I find the Book of Genesis to be fascinating. It is widely mocked and criticized because of how childish it seems, and by how glaringly wrong it is when compared to Darwinian evolution theories. I disagree. Not only do I think the Book of Genesis is a fantastic allegory of Darwinian evolution (this probably requires a post on its own), but more importantly, it is far from childish. It is premonitory.
Does this mean that if we eat from the fruit of the “AI knowledge tree” we’ll be damned and we’ll die? Not exactly.
The Book of Genesis story is, among other things, one of coming of age. Innocence, once lost, cannot be brought back. Once humanity “ate” from the Tree of Knowledge, it set itself apart from the animals and plants with which it shared the Garden of Eden. Knowledge made humanity a different type of being. Knowledge evolved humanity.
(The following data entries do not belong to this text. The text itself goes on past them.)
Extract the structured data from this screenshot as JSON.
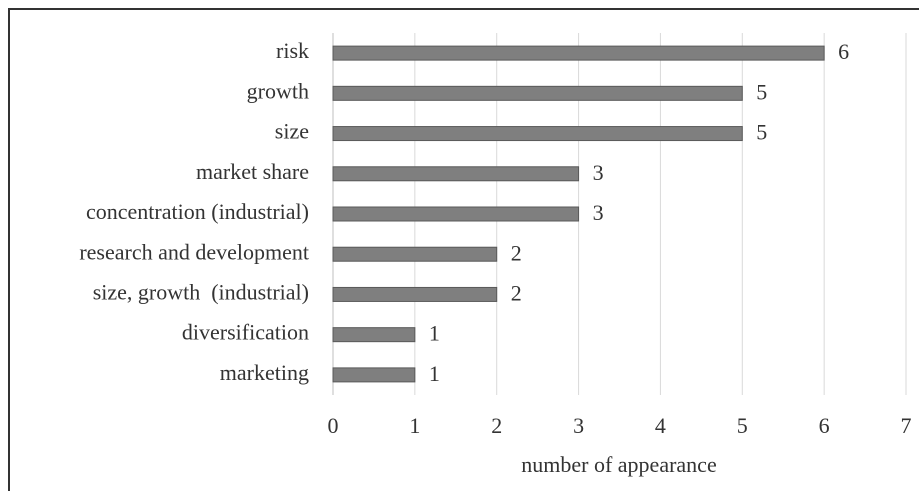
{
  "chart_data": {
    "type": "bar",
    "orientation": "horizontal",
    "x_label": "number of appearance",
    "categories": [
      "risk",
      "growth",
      "size",
      "market share",
      "concentration (industrial)",
      "research and development",
      "size, growth  (industrial)",
      "diversification",
      "marketing"
    ],
    "values": [
      6,
      5,
      5,
      3,
      3,
      2,
      2,
      1,
      1
    ],
    "color": "#7f7f7f",
    "xlim": [
      0,
      7
    ],
    "xticks": [
      0,
      1,
      2,
      3,
      4,
      5,
      6,
      7
    ],
    "grid": true
  }
}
Now, once again and for the first time in, who knows how long, we are at a pivotal moment. A moment where we are modifying our relationship with knowledge. And because of this, a moment that changes how we Humans…connect with other Humans.
Today, connection with machines is becoming not only a means, but can now also be an end in itself. That is a fundamental change in how humanity lives. A change in how we connect with each other.
We have chosen to, once again, follow the serpent. Eat from the Tree of Knowledge. And innocence, once lost, cannot be brought back.
“Then the eyes of both of them were opened, and they realized they were naked.” Genesis 3:7.